Je reculais d'un demi-pas, surprise de l'entendre crier ainsi. Des deux garçons, j'avais toujours pris pour acquis le fait que Klaus était le sanguin, pas l'inverse.
- Tu lui fais peur, arrête, dit Klaus en s'énervant.
Tobias éclata d'un rire froid.
- Alors ça c'est la meilleure, tu t'inquiètes de ce qu'elle peut ressentir maintenant ? Quel hypocrite tu fais, putain !
- Je n'ai pas dit ça, je dis juste que tu lui fais peur. Regarde-la, dit Klaus en me désignant et en me regardant.
Je ne savais pas quelle tête je pouvais faire, mais lorsque Tobias me regarda, il chancela. J'aperçus brièvement mon reflet dans le miroir au-dessus de l'évier : j'étais d'une pâleur effrayante, et des plaques rouges s'épanouissaient sur mon visage. Tobias recula, jusqu'à ce que Klaus estime la distance qui les -nous- séparait sans danger : il cessa alors de me servir de bouclier humain.
- Excuse-moi, marmonna Tobias.
- Ça ne fait rien, dit Klaus froidement.
Tobias releva vivement le regard en l'observant avec haine.
- Je ne parlais pas à toi mais à elle. Arrête de croire que tout tourne autour de toi.
- Ok, ça suffit, dis-je en retrouvant ma voix. Tout le monde se calme.
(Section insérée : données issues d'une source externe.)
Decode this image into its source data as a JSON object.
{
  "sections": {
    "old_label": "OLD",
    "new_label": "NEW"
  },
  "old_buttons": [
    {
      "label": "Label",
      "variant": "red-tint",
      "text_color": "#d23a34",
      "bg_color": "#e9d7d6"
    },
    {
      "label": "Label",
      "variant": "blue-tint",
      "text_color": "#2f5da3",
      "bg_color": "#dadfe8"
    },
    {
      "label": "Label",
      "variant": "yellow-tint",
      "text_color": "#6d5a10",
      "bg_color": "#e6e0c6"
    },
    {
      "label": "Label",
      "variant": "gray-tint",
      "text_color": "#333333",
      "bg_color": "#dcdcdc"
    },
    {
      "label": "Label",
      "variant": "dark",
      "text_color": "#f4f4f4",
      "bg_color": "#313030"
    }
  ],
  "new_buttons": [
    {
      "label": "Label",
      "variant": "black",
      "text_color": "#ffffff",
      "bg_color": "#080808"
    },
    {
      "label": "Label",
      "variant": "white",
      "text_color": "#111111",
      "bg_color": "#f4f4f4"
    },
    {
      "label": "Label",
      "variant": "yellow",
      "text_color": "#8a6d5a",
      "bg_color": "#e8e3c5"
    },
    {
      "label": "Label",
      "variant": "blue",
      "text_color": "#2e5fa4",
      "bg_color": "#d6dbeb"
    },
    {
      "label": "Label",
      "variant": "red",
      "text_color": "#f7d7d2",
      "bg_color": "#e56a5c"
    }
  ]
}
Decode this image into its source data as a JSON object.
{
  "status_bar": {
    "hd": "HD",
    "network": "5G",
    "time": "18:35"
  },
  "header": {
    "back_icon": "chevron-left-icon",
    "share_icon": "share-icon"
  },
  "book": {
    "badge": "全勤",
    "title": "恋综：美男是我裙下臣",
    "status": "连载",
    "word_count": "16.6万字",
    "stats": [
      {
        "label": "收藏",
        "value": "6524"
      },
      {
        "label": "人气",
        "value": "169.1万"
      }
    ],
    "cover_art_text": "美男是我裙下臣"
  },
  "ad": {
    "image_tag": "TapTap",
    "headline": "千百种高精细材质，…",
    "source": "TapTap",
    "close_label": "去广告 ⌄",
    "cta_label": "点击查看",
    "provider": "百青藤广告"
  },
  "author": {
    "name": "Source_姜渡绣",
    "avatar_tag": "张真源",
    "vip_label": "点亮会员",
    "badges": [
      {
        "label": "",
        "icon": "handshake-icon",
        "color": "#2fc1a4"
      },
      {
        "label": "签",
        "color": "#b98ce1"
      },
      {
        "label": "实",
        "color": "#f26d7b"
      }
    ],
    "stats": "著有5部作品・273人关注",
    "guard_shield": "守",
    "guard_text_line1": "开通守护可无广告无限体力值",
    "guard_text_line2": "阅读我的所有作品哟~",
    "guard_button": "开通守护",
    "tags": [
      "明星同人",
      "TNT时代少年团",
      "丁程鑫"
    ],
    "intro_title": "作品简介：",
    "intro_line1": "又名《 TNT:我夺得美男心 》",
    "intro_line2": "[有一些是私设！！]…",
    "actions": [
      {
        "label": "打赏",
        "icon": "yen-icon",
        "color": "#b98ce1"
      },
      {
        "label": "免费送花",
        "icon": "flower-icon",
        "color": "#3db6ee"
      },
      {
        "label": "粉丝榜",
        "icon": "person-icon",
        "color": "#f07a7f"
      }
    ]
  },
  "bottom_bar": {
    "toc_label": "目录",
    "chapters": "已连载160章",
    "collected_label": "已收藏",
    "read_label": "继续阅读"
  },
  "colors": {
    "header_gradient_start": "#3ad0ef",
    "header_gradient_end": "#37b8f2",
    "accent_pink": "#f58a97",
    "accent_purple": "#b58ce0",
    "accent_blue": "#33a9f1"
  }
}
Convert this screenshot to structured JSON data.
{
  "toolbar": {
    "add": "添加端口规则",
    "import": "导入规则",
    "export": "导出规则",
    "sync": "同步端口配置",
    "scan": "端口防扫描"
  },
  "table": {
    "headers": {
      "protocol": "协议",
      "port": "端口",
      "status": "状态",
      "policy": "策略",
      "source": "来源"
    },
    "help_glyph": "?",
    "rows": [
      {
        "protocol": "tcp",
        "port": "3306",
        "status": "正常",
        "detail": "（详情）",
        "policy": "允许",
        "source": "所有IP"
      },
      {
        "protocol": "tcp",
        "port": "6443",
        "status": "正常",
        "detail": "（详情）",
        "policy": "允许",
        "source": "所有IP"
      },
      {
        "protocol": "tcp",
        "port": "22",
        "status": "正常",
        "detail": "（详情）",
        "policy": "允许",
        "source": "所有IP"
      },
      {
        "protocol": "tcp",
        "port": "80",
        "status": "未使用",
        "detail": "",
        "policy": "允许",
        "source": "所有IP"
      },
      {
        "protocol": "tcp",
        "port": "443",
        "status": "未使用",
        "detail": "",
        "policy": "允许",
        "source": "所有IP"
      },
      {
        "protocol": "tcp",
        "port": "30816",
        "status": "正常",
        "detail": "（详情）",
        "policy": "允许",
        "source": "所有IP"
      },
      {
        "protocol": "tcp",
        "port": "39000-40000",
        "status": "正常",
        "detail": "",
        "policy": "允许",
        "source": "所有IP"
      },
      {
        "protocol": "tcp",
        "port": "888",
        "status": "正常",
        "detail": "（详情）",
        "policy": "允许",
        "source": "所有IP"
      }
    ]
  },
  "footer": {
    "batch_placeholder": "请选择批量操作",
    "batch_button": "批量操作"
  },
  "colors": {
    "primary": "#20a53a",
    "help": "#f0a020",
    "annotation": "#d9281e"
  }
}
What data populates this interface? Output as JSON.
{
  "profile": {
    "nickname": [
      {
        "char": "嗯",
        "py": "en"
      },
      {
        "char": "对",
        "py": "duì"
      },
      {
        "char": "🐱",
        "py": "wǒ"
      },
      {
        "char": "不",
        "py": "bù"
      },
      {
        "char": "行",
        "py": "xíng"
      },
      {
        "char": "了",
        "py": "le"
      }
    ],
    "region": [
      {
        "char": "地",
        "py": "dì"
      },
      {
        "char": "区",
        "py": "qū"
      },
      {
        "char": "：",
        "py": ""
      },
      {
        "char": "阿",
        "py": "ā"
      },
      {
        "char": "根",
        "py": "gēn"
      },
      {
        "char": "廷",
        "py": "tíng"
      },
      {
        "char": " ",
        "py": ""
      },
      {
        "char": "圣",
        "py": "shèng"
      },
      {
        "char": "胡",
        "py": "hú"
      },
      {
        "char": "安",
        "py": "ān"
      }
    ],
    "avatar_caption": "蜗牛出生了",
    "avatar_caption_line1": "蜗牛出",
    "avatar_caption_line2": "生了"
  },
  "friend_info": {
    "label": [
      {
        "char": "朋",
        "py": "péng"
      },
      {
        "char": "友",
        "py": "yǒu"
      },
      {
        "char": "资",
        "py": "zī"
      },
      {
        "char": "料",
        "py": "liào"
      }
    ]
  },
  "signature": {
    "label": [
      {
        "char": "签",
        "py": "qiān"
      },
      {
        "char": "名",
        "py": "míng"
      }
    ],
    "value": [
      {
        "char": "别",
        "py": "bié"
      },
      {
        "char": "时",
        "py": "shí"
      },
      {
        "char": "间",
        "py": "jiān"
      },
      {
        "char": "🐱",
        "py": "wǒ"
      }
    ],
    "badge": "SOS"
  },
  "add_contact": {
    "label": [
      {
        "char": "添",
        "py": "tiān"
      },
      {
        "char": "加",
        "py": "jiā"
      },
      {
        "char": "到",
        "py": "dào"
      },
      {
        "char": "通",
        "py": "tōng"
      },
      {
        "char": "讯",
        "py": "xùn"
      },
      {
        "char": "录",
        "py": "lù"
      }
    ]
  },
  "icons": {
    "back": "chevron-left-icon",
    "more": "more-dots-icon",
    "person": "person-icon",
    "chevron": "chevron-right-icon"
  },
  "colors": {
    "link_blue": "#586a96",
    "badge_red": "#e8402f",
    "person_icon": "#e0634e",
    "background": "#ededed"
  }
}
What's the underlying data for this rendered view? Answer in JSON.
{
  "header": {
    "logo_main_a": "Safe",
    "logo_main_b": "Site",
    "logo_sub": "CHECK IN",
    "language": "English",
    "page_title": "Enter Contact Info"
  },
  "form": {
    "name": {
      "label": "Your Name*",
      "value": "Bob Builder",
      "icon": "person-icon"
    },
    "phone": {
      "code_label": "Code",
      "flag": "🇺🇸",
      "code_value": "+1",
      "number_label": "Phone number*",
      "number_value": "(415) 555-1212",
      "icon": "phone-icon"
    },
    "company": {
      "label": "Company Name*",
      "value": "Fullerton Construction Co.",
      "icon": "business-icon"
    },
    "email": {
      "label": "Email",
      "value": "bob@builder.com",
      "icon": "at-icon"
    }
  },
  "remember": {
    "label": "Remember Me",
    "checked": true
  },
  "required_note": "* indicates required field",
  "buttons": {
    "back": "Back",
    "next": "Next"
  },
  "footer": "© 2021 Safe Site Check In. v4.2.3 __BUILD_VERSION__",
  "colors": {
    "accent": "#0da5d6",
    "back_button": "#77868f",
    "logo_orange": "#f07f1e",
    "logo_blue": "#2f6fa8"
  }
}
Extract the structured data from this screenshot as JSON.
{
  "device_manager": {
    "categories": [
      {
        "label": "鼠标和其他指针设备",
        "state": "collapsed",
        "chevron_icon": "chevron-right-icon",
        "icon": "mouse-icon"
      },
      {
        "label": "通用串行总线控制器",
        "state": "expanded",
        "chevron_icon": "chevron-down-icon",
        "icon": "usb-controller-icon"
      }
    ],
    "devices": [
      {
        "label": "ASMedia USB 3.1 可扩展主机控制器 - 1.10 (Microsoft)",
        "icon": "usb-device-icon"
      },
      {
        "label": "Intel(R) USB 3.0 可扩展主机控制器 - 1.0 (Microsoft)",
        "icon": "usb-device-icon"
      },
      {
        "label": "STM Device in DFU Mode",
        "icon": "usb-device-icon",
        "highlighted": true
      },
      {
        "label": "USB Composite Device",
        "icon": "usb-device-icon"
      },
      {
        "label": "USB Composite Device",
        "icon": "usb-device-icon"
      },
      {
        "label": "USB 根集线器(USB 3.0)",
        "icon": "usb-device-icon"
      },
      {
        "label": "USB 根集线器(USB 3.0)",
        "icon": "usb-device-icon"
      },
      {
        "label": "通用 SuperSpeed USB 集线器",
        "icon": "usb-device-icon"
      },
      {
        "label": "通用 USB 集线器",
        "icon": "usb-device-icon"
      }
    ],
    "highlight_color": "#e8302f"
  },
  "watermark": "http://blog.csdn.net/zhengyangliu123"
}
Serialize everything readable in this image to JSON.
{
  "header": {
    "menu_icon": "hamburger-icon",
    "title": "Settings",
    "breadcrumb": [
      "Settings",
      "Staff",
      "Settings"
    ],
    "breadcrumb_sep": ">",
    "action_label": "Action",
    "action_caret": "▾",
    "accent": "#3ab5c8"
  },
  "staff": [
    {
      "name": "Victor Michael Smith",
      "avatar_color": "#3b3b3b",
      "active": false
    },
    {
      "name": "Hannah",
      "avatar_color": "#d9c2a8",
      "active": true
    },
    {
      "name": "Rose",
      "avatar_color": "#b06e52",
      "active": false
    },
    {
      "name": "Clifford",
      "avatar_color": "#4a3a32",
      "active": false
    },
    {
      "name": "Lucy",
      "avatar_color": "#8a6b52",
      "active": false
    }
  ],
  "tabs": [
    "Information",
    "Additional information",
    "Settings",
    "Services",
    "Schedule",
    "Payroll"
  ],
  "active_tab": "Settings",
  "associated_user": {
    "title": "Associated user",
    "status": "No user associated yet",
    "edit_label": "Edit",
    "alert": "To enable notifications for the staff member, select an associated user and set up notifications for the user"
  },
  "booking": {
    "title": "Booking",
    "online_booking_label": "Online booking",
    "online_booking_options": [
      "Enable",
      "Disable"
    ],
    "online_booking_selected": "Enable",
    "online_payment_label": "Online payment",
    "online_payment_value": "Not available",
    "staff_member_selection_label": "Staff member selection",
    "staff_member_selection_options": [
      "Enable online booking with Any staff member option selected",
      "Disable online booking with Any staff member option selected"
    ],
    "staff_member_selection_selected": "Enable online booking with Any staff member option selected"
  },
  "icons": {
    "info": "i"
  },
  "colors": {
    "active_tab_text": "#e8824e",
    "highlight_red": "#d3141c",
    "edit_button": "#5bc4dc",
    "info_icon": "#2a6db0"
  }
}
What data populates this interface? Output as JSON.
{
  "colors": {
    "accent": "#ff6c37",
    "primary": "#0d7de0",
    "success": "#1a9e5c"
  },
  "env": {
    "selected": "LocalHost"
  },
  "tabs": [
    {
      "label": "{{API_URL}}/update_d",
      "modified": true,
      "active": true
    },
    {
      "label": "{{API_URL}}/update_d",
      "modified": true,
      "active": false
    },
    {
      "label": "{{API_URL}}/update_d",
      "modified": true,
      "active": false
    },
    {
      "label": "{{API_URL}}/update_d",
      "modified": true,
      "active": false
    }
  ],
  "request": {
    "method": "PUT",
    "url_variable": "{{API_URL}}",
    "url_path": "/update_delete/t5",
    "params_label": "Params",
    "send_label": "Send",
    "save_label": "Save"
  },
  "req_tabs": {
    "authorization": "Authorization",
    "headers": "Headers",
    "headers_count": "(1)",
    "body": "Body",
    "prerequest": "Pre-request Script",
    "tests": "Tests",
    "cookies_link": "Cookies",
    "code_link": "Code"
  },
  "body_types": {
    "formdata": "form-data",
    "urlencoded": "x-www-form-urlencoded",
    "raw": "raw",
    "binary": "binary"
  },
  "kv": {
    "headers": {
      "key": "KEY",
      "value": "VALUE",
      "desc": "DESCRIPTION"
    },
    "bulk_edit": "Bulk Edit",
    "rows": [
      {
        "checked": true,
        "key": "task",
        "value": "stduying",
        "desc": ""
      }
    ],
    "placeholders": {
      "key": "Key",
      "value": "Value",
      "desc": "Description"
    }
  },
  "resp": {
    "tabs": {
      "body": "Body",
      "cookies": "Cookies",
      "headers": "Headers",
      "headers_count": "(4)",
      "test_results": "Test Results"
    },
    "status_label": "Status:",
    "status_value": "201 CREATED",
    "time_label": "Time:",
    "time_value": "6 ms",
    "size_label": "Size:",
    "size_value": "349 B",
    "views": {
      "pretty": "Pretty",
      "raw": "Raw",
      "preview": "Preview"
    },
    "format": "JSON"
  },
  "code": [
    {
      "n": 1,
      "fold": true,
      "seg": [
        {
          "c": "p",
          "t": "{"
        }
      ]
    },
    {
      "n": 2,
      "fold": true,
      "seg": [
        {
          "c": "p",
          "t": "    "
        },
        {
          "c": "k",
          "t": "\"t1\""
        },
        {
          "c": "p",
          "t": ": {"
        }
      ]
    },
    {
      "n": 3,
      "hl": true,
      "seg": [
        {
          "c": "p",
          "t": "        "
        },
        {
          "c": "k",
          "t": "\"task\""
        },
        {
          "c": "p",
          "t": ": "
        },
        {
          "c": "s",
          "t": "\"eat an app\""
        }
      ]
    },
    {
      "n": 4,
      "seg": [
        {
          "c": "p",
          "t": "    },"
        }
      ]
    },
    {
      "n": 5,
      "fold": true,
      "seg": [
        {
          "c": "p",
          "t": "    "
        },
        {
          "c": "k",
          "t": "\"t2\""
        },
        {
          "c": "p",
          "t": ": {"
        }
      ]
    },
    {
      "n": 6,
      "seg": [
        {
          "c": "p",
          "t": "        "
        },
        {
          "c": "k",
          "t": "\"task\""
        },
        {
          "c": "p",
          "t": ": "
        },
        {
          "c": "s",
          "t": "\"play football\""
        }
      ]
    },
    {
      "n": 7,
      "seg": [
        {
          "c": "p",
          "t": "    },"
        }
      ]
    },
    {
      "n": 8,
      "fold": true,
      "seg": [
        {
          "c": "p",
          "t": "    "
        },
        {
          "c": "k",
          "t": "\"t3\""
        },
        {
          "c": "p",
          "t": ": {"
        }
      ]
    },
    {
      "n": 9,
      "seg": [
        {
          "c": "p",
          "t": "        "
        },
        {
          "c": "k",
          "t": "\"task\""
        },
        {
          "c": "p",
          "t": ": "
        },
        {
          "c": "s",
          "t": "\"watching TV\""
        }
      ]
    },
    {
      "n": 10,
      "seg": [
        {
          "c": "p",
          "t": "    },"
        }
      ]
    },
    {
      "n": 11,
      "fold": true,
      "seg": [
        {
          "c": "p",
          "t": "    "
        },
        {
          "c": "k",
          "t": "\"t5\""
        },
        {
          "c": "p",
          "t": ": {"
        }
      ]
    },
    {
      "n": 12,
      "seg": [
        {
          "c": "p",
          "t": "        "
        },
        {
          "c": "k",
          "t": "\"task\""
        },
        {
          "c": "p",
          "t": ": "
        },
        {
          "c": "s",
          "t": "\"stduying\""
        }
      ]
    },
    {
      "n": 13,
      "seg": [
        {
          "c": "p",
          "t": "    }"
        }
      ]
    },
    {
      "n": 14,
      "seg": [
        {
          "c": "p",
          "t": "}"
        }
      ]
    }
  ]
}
C'est valable pour vous deux.
J'étais consciente que j'étais en train de les gronder comme deux gosses, mais n'était-ce pas ce qu'ils étaient au fond ? Je soupirais en passant la main dans mes cheveux.
- Agnes, est-ce qu'on peut se parler ? demanda Tobias sans me regarder vraiment dans les yeux.
Il regardait derrière mon épaule, comme si affronter mon regard était trop dur.
- Bien sûr.
C'était encore préférable à ce qui pouvait se passer si les garçons restaient dans la même pièce. Je fis un signe de tête à Klaus pour lui signifier de nous laisser seuls. Il obtempéra, à ma grande surprise. Comme quoi, des fois, il pouvait se montrer raisonnable.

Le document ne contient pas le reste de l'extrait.